Posted to common-user@hadoop.apache.org by Jimmy Lin <ji...@umd.edu> on 2009/08/31 15:21:53 UTC

Talk in DC area: MapReduce and Parallel DBMSs: A Comparison of Approaches to Large-Scale Data Analysis

Dear Hadoopers,

For those of you in the DC area, you might be interested in this talk at 
the University of Maryland this week...

Best,
Jimmy

------

MapReduce and Parallel DBMSs: A Comparison of Approaches to Large-Scale 
Data Analysis

Complete info at http://tinyurl.com/knh83k

Andy Pavlo (Brown University)
(http://www.cs.brown.edu/~pavlo/)

Thursday, September 3, 2009
4pm, AVW 3258
(Directions: http://www.umiacs.umd.edu/about/directions.htm)

= Abstract

The MapReduce (MR) paradigm has been heralded as a revolutionary new 
platform for large-scale, massively parallel data access. Some 
proponents claim that the extreme scalability of MR will relegate 
relational database management systems (DBMS) to the status legacy 
technology.
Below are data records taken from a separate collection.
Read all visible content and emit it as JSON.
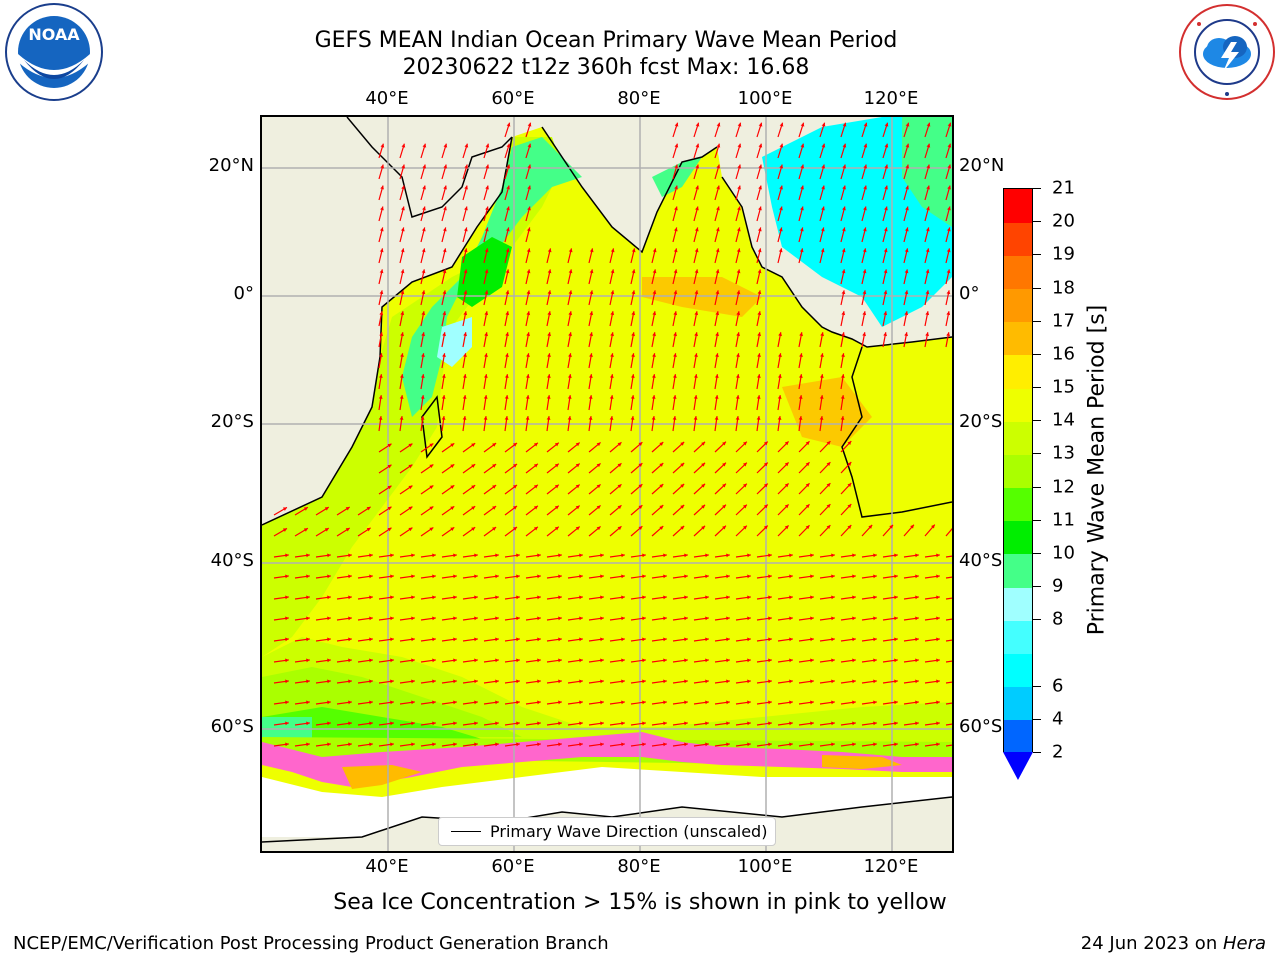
{
  "title": {
    "line1": "GEFS MEAN Indian Ocean Primary Wave Mean Period",
    "line2": "20230622 t12z 360h fcst   Max: 16.68"
  },
  "axes": {
    "lon_ticks": [
      "40°E",
      "60°E",
      "80°E",
      "100°E",
      "120°E"
    ],
    "lat_ticks": [
      "20°N",
      "0°",
      "20°S",
      "40°S",
      "60°S"
    ],
    "lon_values": [
      40,
      60,
      80,
      100,
      120
    ],
    "lat_values": [
      20,
      0,
      -20,
      -40,
      -60
    ]
  },
  "colorbar": {
    "label": "Primary Wave Mean Period [s]",
    "levels": [
      2,
      4,
      6,
      7,
      8,
      9,
      10,
      11,
      12,
      13,
      14,
      15,
      16,
      17,
      18,
      19,
      20,
      21
    ],
    "tick_labels": [
      "2",
      "4",
      "6",
      "8",
      "9",
      "10",
      "11",
      "12",
      "13",
      "14",
      "15",
      "16",
      "17",
      "18",
      "19",
      "20",
      "21"
    ],
    "colors": [
      "#0066ff",
      "#00ccff",
      "#00ffff",
      "#44ffff",
      "#a0ffff",
      "#44ff88",
      "#00ee00",
      "#55ff00",
      "#aaff00",
      "#ccff00",
      "#eeff00",
      "#ffee00",
      "#ffbb00",
      "#ff9900",
      "#ff7700",
      "#ff4400",
      "#ff0000"
    ],
    "extend_color": "#0000ff"
  },
  "legend": {
    "label": "Primary Wave Direction (unscaled)"
  },
  "subtitle": "Sea Ice Concentration > 15% is shown in pink to yellow",
  "footer": {
    "credit": "NCEP/EMC/Verification Post Processing Product Generation Branch",
    "date": "24 Jun 2023 on ",
    "machine": "Hera"
  },
  "logos": {
    "left": "noaa-logo",
    "right": "nws-logo"
  },
  "colors": {
    "land": "#efefdf",
    "arrow": "#ff0000",
    "grid": "#b0b0b0",
    "ice": "#ff66cc"
  }
}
In this talk, however, we discuss the results from our 
recent benchmark study from that suggest that using MR systems to 
perform tasks that are best suited for DBMSs yields less than 
satisfactory results. This leads us to conclude that MR is more akin to 
an Extract-Transform-Load (ETL) system than a DBMS, as it is quickly 
able to load and analyze large amounts of data in an ad hoc manner. As 
such, it is complementary to DBMS technology, rather than a competitor. 
We also discuss the various differences in the architectural decisions 
of MR systems and database systems, and provide insight on how the two 
systems should complement one another.

= About the Speaker

Andrew Pavlo is a third year Computer Science PhD student at Brown 
University's Data Management Group under the guidance of Dr. Stanley Zdonik.